The social role of the professional athlete has changed more in the past year than it has in decades. Gone are the years when professional athletes can simply show up in stadiums, sell sneakers and quietly return home after each game. If anything, 2016 has become the year of the athlete-activist, and the year in which many of America’s most influential sports heroes have found their voices.
From Colin Kaepernick to LeBron James, athletes have realized that their leadership roles extend far beyond their performances on the field or the court.
In a November 2015 interview with National Public Radio, National Basketball Association legend Kareem Abdul-Jabbar ripped Michael Jordan for his decision to remain politically neutral throughout his playing career.
“You can’t be afraid of losing shoe sales if you’re worried about your civil and human rights,” Abdul-Jabbar said of Jordan. “He took commerce over conscience. It’s unfortunate for him, but he’s gotta live with it.”
During the 1990s, a player of Jordan’s status could have been forgiven for refusing to engage with social issues and for protecting his brand. Now, just two decades down the road, we have come to a point where that sort of thinking couldn’t be further from reality.
No athlete has embodied the transition from brand ambassador to social icon more than LeBron James. Though James has spent the majority of his career chasing Jordan’s legacy as a basketball player, he has already eclipsed Jordan’s impact in the world of politics and social advocacy. When Eric Garner was choked to death by New York Police Department officers in 2014, James arrived to his next game against the Brooklyn Nets wearing a T-shirt that read “I Can’t Breathe,” Garner’s final words which became a rallying cry against the rampant and repugnant displays of police brutality across the United States. In spite of his precarious position in the public eye as basketball’s greatest modern superstar, James has stepped forward in moments of intense social crisis to stand as a voice for justice.
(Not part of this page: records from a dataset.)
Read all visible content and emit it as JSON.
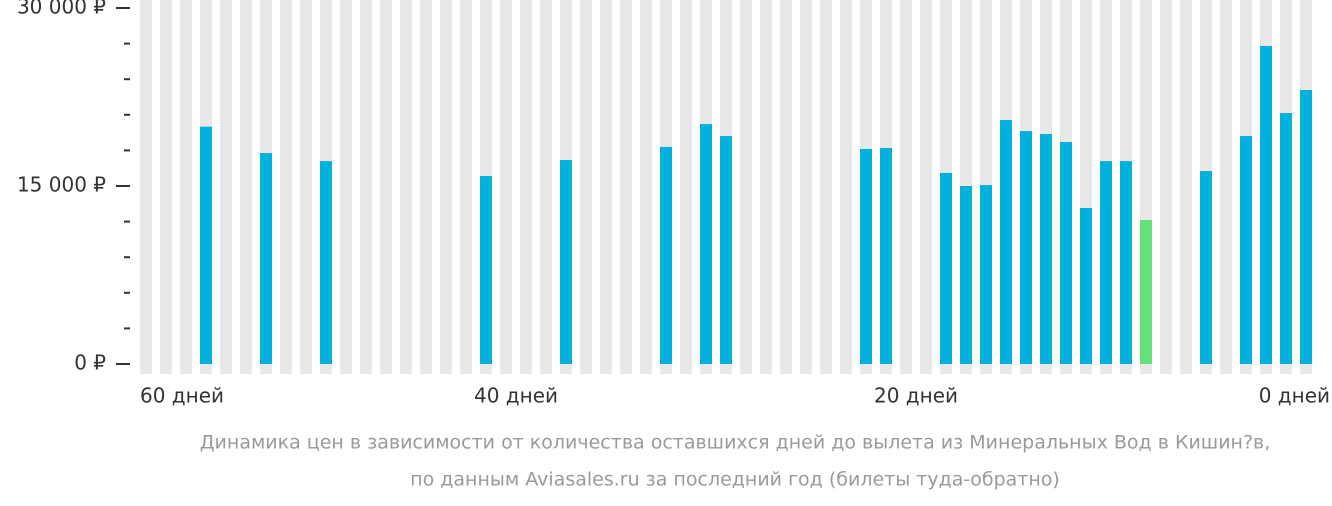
{
  "chart_data": {
    "type": "bar",
    "categories": [
      "60 дней",
      null,
      null,
      null,
      null,
      null,
      null,
      null,
      null,
      null,
      null,
      null,
      null,
      null,
      null,
      null,
      null,
      null,
      null,
      "40 дней",
      null,
      null,
      null,
      null,
      null,
      null,
      null,
      null,
      null,
      null,
      null,
      null,
      null,
      null,
      null,
      null,
      null,
      null,
      null,
      "20 дней",
      null,
      null,
      null,
      null,
      null,
      null,
      null,
      null,
      null,
      null,
      null,
      null,
      null,
      null,
      null,
      null,
      null,
      null,
      "0 дней"
    ],
    "values": [
      null,
      null,
      null,
      20000,
      null,
      null,
      17780,
      null,
      null,
      17100,
      null,
      null,
      null,
      null,
      null,
      null,
      null,
      15840,
      null,
      null,
      null,
      17190,
      null,
      null,
      null,
      null,
      18290,
      null,
      20220,
      19210,
      null,
      null,
      null,
      null,
      null,
      null,
      18120,
      18200,
      null,
      null,
      16100,
      15000,
      15080,
      20560,
      19630,
      19380,
      18710,
      13150,
      17100,
      17100,
      12130,
      null,
      null,
      16260,
      null,
      19210,
      26800,
      21150,
      23090
    ],
    "color": "#00b1de",
    "highlight_color": "#66e07c",
    "slot_color": "#e8e8e8",
    "ylim": [
      0,
      30000
    ],
    "yticks": [
      {
        "value": 0,
        "label": "0 ₽"
      },
      {
        "value": 15000,
        "label": "15 000 ₽"
      },
      {
        "value": 30000,
        "label": "30 000 ₽"
      }
    ],
    "minor_yticks": [
      3000,
      6000,
      9000,
      12000,
      18000,
      21000,
      24000,
      27000
    ],
    "caption": [
      "Динамика цен в зависимости от количества оставшихся дней до вылета из Минеральных Вод в Кишин?в,",
      "по данным Aviasales.ru за последний год (билеты туда-обратно)"
    ]
  }
}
The difficulty of James’ position cannot be overstated. He is possibly the most famous athlete in America and his continued involvement in politics and social advocacy may preclude him from reaching the universal appeal of a player like Jordan. But I also think that James cares more about inner-city kids from Akron, Ohio than he does about selling basketball shoes. When James teamed up with Carmelo Anthony, Dwyane Wade and Chris Paul at the Excellence in Sports Performance Yearly Awards show this summer to deliver a speech about violence, advocacy and discrimination, the Cleveland talisman called upon other athletes to follow his example and to use their fame to help improve our country.
If anything, the speech James and his friends delivered is a clear break from the political neutrality of the Jordan era. Athletes at the highest level are realizing that they have a duty beyond simply providing entertainment. Little by little, America has watched LeBron James find his voice.
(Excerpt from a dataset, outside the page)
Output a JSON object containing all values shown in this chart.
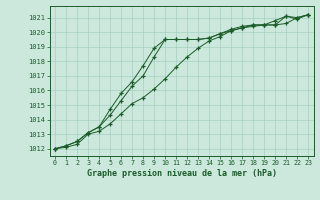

James’ transition toward advocacy and involvement reached an apex this week, when he wrote an op-ed piece for Business Insider endorsing Hillary Clinton LAW ’73 for president. Where Michael Jordan would never have dreamt of taking an action like that during his playing career, James stood up and spoke his mind.
“There are a lot of people who want to tell kids who grew up like me and looked like me that they just don’t have anything to look forward to,” James wrote in his article. “That’s dead wrong … Opportunities, a support system and a safety net for kids in poverty or kids in single-parent households shouldn’t be limited to those lucky enough to be blessed with athletic talent.”
James’ willingness to openly speak about the black struggle in this country and his refusal to stay sidelined during one of the most important and divisive elections in modern American history reveals an incredible depth of character and sets a positive example that I hope others will have the courage to follow.
Regardless of how you might feel about LeBron’s positions, they are informed by the challenging experience of growing up as an inner-city black kid in this country. Bear in mind that when James speaks out about police violence and discrimination, he speaks knowing that he or his own children could just as easily fall victim. Realize that when James endorses Clinton, he is doing so with the knowledge that her alternative, Donald Trump, has repeatedly disgraced himself through displays of open and unapologetic racism.
Even with all his money and fame, James still has to live with the daily struggle of being black in America, and his actions reflect an understanding that he has a duty, however unfair that onus might be, to help ensure that kids don’t have to become the greatest basketball players alive just to get up out the hood. His legacy is bigger than a pair of sneakers and weightier than the three championship rings he’s now able to slip onto his fingers. LeBron has gone beyond Jordan and beyond many great athletes in becoming both an advocate off the court and a star on it. As far as legacy goes, nobody can touch that.